The shift from LLM-based agents to these advanced agentic AI systems will create demand for vendor offerings that include the architectures required to support them. The key components of these offerings are additional to existing elements used in creating LLM-based agents (Figure 1). 

Figure 1: Key components of vendor offerings for autonomous agentic AI systems 

Figure 1: Key components of vendor offerings for autonomous agentic AI systems


In 2026, telecoms vendors will roll out AI agent development tools with access to frameworks and resources such as LangGraph, AutoGPT and MetaGPT. These advances will address some of the concerns associated with LLMs, enhancing vendors’ agentic AI offerings so that they can support autonomous agentic AI systems. 

The pursuit of autonomous agentic AI systems comes with challenges

The path towards autonomous agentic AI systems is neither smooth nor certain. 

There are unresolved challenges over non-standardised architectures for creating these autonomous agentic AI systems. Several vendors have launched agentic AI frameworks specific to the telecoms environment, but there are differing views on how to achieve the functions covered in Figure 1. 

Concerns over trust, explainability, transparency, reliability and security must be addressed.
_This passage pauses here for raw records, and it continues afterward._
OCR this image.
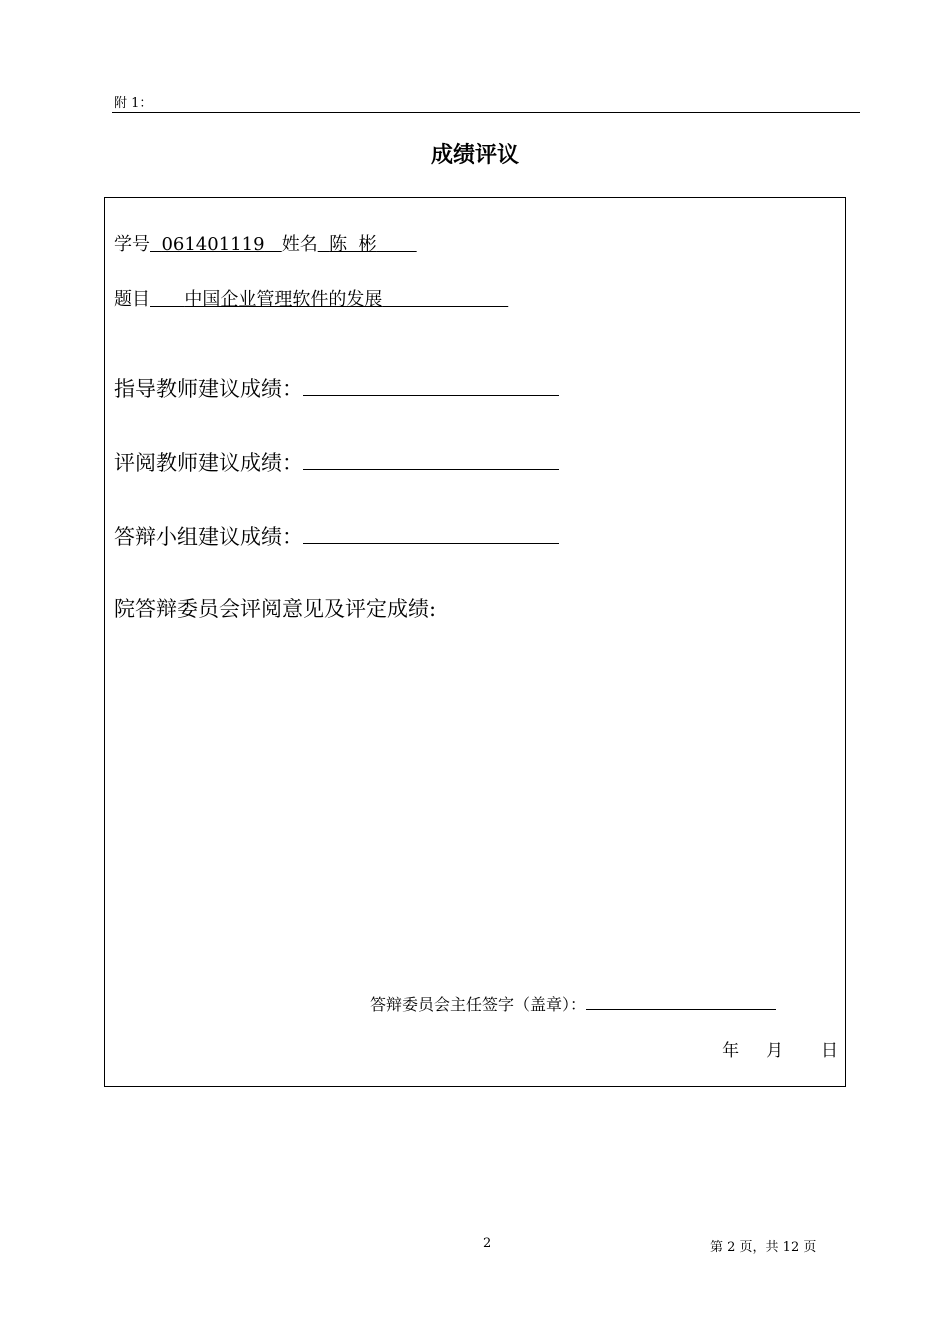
附 1：
成绩评议
学号 061401119 姓名 陈  彬
题目 中国企业管理软件的发展
指导教师建议成绩：
评阅教师建议成绩：
答辩小组建议成绩：
院答辩委员会评阅意见及评定成绩:
答辩委员会主任签字（盖章）：
年 月 日
2	第 2 页，共 12 页
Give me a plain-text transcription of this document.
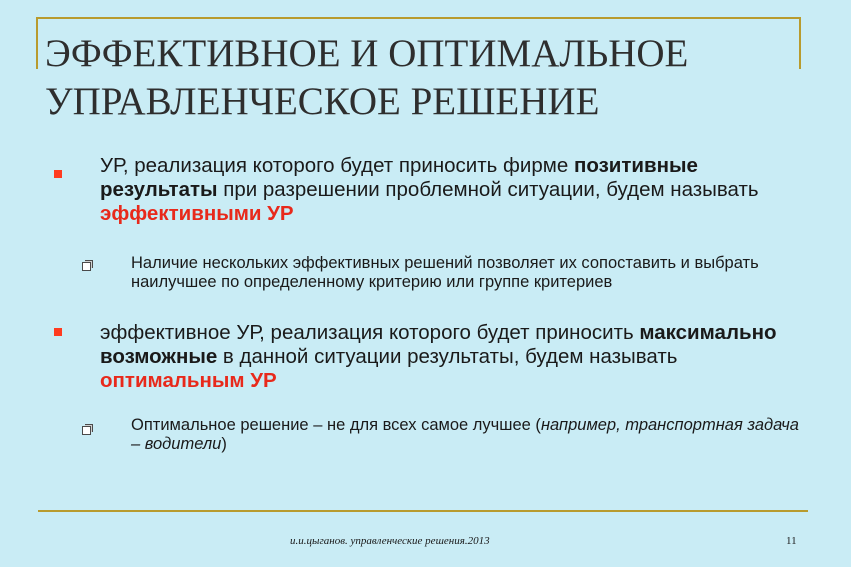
ЭФФЕКТИВНОЕ И ОПТИМАЛЬНОЕ
УПРАВЛЕНЧЕСКОЕ РЕШЕНИЕ
УР, реализация которого будет приносить фирме позитивные результаты при разрешении проблемной ситуации, будем называть эффективными УР
Наличие нескольких эффективных решений позволяет их сопоставить и выбрать наилучшее по определенному критерию или группе критериев
эффективное УР, реализация которого будет приносить максимально возможные в данной ситуации результаты, будем называть оптимальным УР
Оптимальное решение – не для всех самое лучшее (например, транспортная задача – водители)
и.и.цыганов. управленческие решения.2013	11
Maintaining the reliability of these agentic AI systems is paramount, as actions they take will affect millions of telecoms customers. The fidelity of their actions must therefore be guaranteed to preserve customer experience and safeguard the operation of critical infrastructure. 

The challenge of monitoring and interpreting the actions of individual agents becomes more pronounced in agentic AI systems, as it requires the behaviour of multiple agents to be evaluated simultaneously. This will be further aggravated by the lack of transparency in agent workflows. The distributed and autonomous behaviour of agentic AI systems is already raising governance and ethical concerns, especially in terms of bias, fairness and accountability. 
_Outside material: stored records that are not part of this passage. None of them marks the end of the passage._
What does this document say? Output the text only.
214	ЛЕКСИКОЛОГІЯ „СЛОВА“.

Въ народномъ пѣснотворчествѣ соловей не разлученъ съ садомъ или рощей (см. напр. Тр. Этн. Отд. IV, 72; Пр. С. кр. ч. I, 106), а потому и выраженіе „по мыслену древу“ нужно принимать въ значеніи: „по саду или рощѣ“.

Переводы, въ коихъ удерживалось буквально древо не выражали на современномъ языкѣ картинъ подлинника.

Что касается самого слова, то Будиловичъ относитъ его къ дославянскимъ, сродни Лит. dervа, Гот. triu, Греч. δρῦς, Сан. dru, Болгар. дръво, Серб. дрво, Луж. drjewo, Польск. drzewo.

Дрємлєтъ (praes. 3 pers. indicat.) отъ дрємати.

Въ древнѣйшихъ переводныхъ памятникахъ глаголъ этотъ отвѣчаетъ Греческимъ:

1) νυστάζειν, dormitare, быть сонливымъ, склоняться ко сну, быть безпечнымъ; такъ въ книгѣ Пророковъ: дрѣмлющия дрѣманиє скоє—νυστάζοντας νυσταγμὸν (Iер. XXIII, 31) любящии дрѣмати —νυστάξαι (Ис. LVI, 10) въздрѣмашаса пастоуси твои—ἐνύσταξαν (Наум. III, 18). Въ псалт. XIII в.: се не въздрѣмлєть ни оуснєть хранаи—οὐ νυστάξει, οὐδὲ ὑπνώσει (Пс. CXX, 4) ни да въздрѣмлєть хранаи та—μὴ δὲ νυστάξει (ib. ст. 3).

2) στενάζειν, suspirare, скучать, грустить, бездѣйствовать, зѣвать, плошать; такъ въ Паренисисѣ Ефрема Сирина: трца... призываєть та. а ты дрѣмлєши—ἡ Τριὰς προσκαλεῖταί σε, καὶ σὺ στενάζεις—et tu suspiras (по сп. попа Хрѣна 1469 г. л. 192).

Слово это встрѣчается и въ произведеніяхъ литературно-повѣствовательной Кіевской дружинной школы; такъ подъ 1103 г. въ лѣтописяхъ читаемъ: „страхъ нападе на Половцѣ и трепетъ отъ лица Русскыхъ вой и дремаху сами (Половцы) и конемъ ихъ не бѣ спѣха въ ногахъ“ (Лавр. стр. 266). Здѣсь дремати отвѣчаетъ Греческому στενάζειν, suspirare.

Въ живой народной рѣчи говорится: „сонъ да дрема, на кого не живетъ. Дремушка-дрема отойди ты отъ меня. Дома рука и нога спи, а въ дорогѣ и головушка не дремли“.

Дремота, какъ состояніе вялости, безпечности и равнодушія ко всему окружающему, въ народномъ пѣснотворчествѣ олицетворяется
Operators looking to adopt autonomous agentic AI systems must be ready to address these challenges. They need to work together, through standards organisations such as the TM Forum, to define a common architecture for implementing autonomous agentic AI agents. Individually, operators need to ensure that their agentic AI systems draw from the latest real-time data. They should look to deploy quality-control mechanisms such as inter-agent evaluations to ensure agents review each other’s outputs before executing their functions. Audit trails, observability and explainability pipelines will be important to ensure safety and compliance with regulations. With these capabilities, operators will be well on their way to realising their ambitions for autonomous operations. 


1 Agentic AI systems are autonomous AI systems that can make decisions and take actions to achieve goals with minimal human intervention. They do not rely mainly on LLMs to trigger their workflows but can work based on triggers from other AI models such as machine learning models.

2 By autonomous, we mean systems that can operate independently without relying on user input to initiate the agentic workflow.